Film review: Gleeson and Farrell are terrific as embattled friends in The Banshees of Inisherin
The Banshees of Inisherin sees Brendan Gleeson and Colin Farrell reunited for the first time since In Bruges
★★★★☆
No man is an island, and especially when he lives on an island so small that it’s impossible to escape from the stultifying conversation of his best friend.
“I just don’t like you anymore,” Colm (Brendan Gleeson) tells Pádraic (Colin Farrell) as The Banshees of Inisherin (16s) begins. The problem is that Colm is a musical man with one eye on his life’s legacy, and Pádraic is ‘a limited man’ whose inane conversation is distracting Colm from composing on his fiddle.
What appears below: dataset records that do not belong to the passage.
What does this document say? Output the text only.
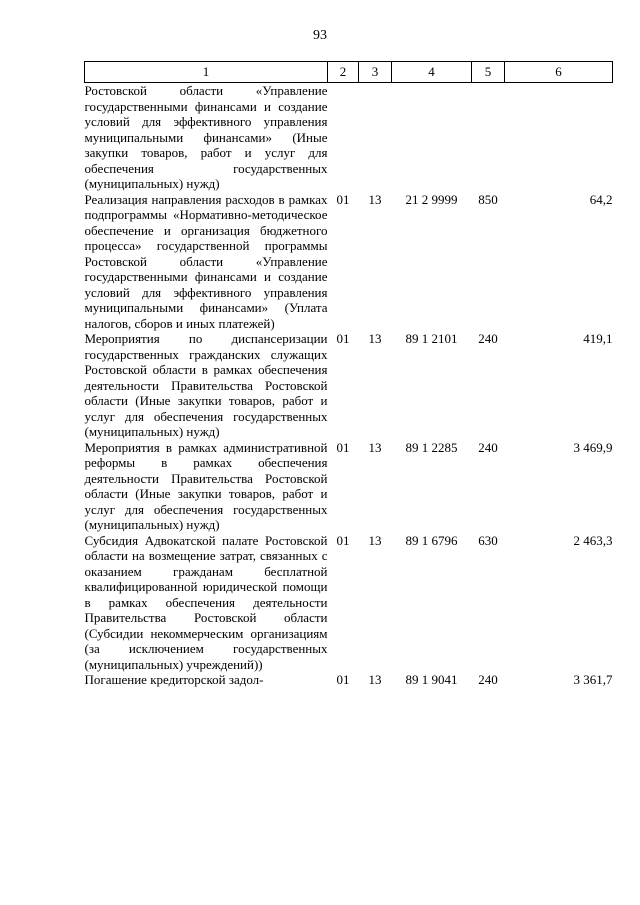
93
1	2	3	4	5	6
Ростовской области «Управление государственными финансами и создание условий для эффективного управления муниципальными финансами» (Иные закупки товаров, работ и услуг для обеспечения государственных (муниципальных) нужд)					
Реализация направления расходов в рамках подпрограммы «Нормативно-методическое обеспечение и организация бюджетного процесса» государственной программы Ростовской области «Управление государственными финансами и создание условий для эффективного управления муниципальными финансами» (Уплата налогов, сборов и иных платежей)	01	13	21 2 9999	850	64,2
Мероприятия по диспансеризации государственных гражданских служащих Ростовской области в рамках обеспечения деятельности Правительства Ростовской области (Иные закупки товаров, работ и услуг для обеспечения государственных (муниципальных) нужд)	01	13	89 1 2101	240	419,1
Мероприятия в рамках административной реформы в рамках обеспечения деятельности Правительства Ростовской области (Иные закупки товаров, работ и услуг для обеспечения государственных (муниципальных) нужд)	01	13	89 1 2285	240	3 469,9
Субсидия Адвокатской палате Ростовской области на возмещение затрат, связанных с оказанием гражданам бесплатной квалифицированной юридической помощи в рамках обеспечения деятельности Правительства Ростовской области (Субсидии некоммерческим организациям (за исключением государственных (муниципальных) учреждений))	01	13	89 1 6796	630	2 463,3
Погашение кредиторской задол-	01	13	89 1 9041	240	3 361,7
Unwilling to believe Colm is truly serious, and concerned that his friend is suffering from depression, Pádraic refuses to leave Colm alone – which is when matters begin to escalate rather quickly.
Set during the Irish Civil War, The Banshees of Inisherin could very easily have descended into knockabout paddywhackery.
But while at first glance the film looks like a John Hinde postcard, complete with thatched cottages, drystone walls and miniature donkeys roaming about indoors, writer-director Martin McDonagh gets the aesthetic spot-on – Colm and Pádraic inhabit a rural Irish outpost that seems idyllic until we duck under the cottages’ low roofs into the claustrophobic world of lonely bachelors and spinsters, and tediously repetitive conversations, and the inescapable monotony of an enclosed world with very few prospects.

Best pals in real life, and reunited for the first time since McDonagh’s In Bruges (2008), Gleeson and Farrell are terrific here as the embattled friends, with Farrell in especially good form as the betrayed and baffled Pádraic who – despite everything – insists on the importance of people being nice.
There’s excellent support too from Kerry Condon as Pádraic’s sister Siobhan, and Barry Keoghan as the island simpleton Dominic, who is ‘against wars and soap’.
A smart blend of JM Synge and Samuel Beckett, with its apparently innocuous feud (and backdrop of civil war) hinting at something much darker and primeval than a spat between friends, The Banshees of Inisherin is as thought-provoking as it is laugh-out-loud.